Some who are opposed argue a military parade smacks of the kind of grandstanding typical of tin-pot dictatorships and does not befit a great democracy. Some are outraged by the transportation and personnel costs inherent in such an endeavor. Some are even worried that all that heavy, armored equipment is going to tear up the roads in Washington—oh, pity the poor pavement!

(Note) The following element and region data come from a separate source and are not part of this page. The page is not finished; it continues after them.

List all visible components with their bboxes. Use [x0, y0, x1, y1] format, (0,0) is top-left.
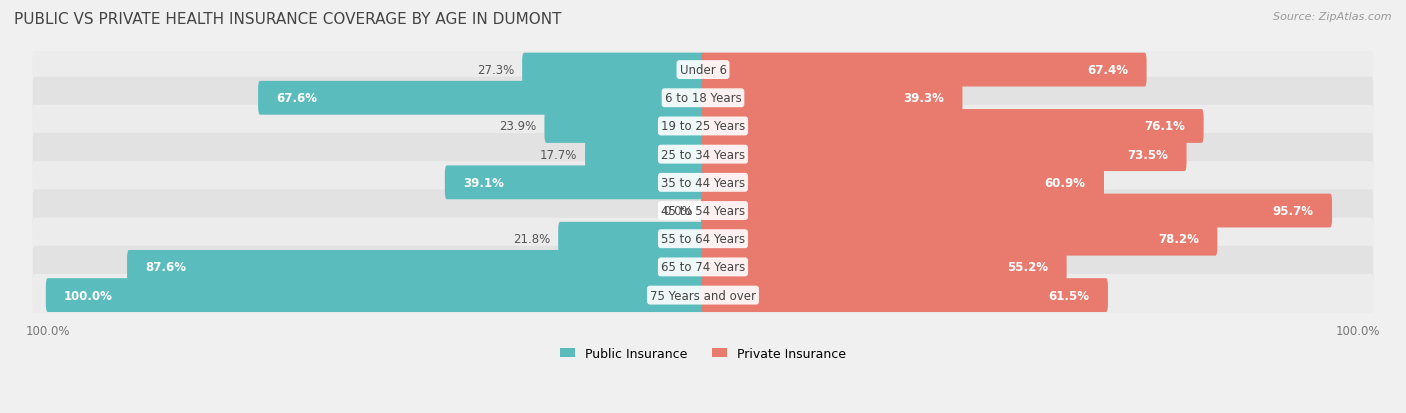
Text: 39.3%: 39.3%	[903, 92, 943, 105]
Text: 55.2%: 55.2%	[1007, 261, 1049, 274]
Text: 19 to 25 Years: 19 to 25 Years	[661, 120, 745, 133]
Text: 25 to 34 Years: 25 to 34 Years	[661, 148, 745, 161]
Text: 95.7%: 95.7%	[1272, 204, 1313, 218]
Text: 67.4%: 67.4%	[1087, 64, 1128, 77]
FancyBboxPatch shape	[702, 278, 1108, 312]
Text: 27.3%: 27.3%	[477, 64, 515, 77]
Text: 0.0%: 0.0%	[664, 204, 693, 218]
FancyBboxPatch shape	[702, 110, 1204, 144]
Text: 61.5%: 61.5%	[1049, 289, 1090, 302]
Text: 78.2%: 78.2%	[1159, 233, 1199, 246]
Text: 60.9%: 60.9%	[1045, 176, 1085, 190]
FancyBboxPatch shape	[32, 274, 1374, 316]
FancyBboxPatch shape	[32, 218, 1374, 260]
FancyBboxPatch shape	[32, 246, 1374, 288]
Text: 67.6%: 67.6%	[277, 92, 318, 105]
Text: 23.9%: 23.9%	[499, 120, 537, 133]
Text: 21.8%: 21.8%	[513, 233, 550, 246]
FancyBboxPatch shape	[32, 49, 1374, 92]
Text: 76.1%: 76.1%	[1144, 120, 1185, 133]
FancyBboxPatch shape	[32, 78, 1374, 120]
Legend: Public Insurance, Private Insurance: Public Insurance, Private Insurance	[555, 342, 851, 365]
Text: 75 Years and over: 75 Years and over	[650, 289, 756, 302]
Text: 65 to 74 Years: 65 to 74 Years	[661, 261, 745, 274]
Text: Under 6: Under 6	[679, 64, 727, 77]
Text: Source: ZipAtlas.com: Source: ZipAtlas.com	[1274, 12, 1392, 22]
FancyBboxPatch shape	[702, 194, 1331, 228]
Text: 55 to 64 Years: 55 to 64 Years	[661, 233, 745, 246]
Text: 87.6%: 87.6%	[145, 261, 187, 274]
Text: 100.0%: 100.0%	[65, 289, 112, 302]
FancyBboxPatch shape	[32, 190, 1374, 232]
Text: 45 to 54 Years: 45 to 54 Years	[661, 204, 745, 218]
FancyBboxPatch shape	[585, 138, 704, 172]
FancyBboxPatch shape	[522, 54, 704, 87]
FancyBboxPatch shape	[702, 138, 1187, 172]
FancyBboxPatch shape	[544, 110, 704, 144]
Text: 35 to 44 Years: 35 to 44 Years	[661, 176, 745, 190]
FancyBboxPatch shape	[702, 82, 963, 115]
FancyBboxPatch shape	[32, 162, 1374, 204]
FancyBboxPatch shape	[702, 54, 1147, 87]
FancyBboxPatch shape	[46, 278, 704, 312]
Text: 73.5%: 73.5%	[1128, 148, 1168, 161]
FancyBboxPatch shape	[32, 106, 1374, 148]
Text: 39.1%: 39.1%	[463, 176, 505, 190]
FancyBboxPatch shape	[558, 222, 704, 256]
FancyBboxPatch shape	[259, 82, 704, 115]
Text: PUBLIC VS PRIVATE HEALTH INSURANCE COVERAGE BY AGE IN DUMONT: PUBLIC VS PRIVATE HEALTH INSURANCE COVER…	[14, 12, 561, 27]
Text: 6 to 18 Years: 6 to 18 Years	[665, 92, 741, 105]
FancyBboxPatch shape	[444, 166, 704, 200]
FancyBboxPatch shape	[702, 222, 1218, 256]
Text: 17.7%: 17.7%	[540, 148, 578, 161]
FancyBboxPatch shape	[702, 166, 1104, 200]
FancyBboxPatch shape	[32, 134, 1374, 176]
FancyBboxPatch shape	[127, 250, 704, 284]
FancyBboxPatch shape	[702, 250, 1067, 284]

I am going to vote for the idea, and my support is based on the numbers for just a few of our more notable wars throughout history, which I present in round figures after looking over several public and private databases.

American Deaths:
Revolutionary War:       25,000
World War I:                 116,500
World War II:                405,400
Korean War:                    54,200
Vietnam War:                 58,200
War on Terror:                  6,900

These numbers do not account for those wounded in ways both visible and invisible. These totals cannot capture the cumulative loss and despair of so many families and friends left behind. We have no way to measure the cost in sheer human potential caused by each of these deaths.

There will, of course, be those who might belittle these sacrifices. Perhaps they will point out that far more Americans have died from cancer, car accidents, and a basic lack of sanitation over the course of our nation’s history. Churlish commentators are welcome to make such foolish comparisons and advocate for a procession of oncologists, traffic engineers, and sewage plant managers instead of our armed forces. We do, after all, live in a nation where we are free to express our opinions—which is exactly the point I want everyone to remember.

We are free because others died for our country—I cannot put it plainer than that. A few hours of parading and several hours more of traffic jams seem a small enough price to pay in order to honor the loved and lost throughout our nation’s history.

You are, of course, free to disagree with my support for a military parade. That is your right—bought with the blood and pain and horror endured by so many who have died defending our nation. However, I encourage you to consider the numbers—and think about the lives those numbers actually represent—while remembering all those whose names you do not know but who have helped guarantee the freedoms that you enjoy today.

This is one of those times that the numbers do not lie—and are immune from partisan interpretations. It’s time to say thank you and leave the arguments aside for just one day.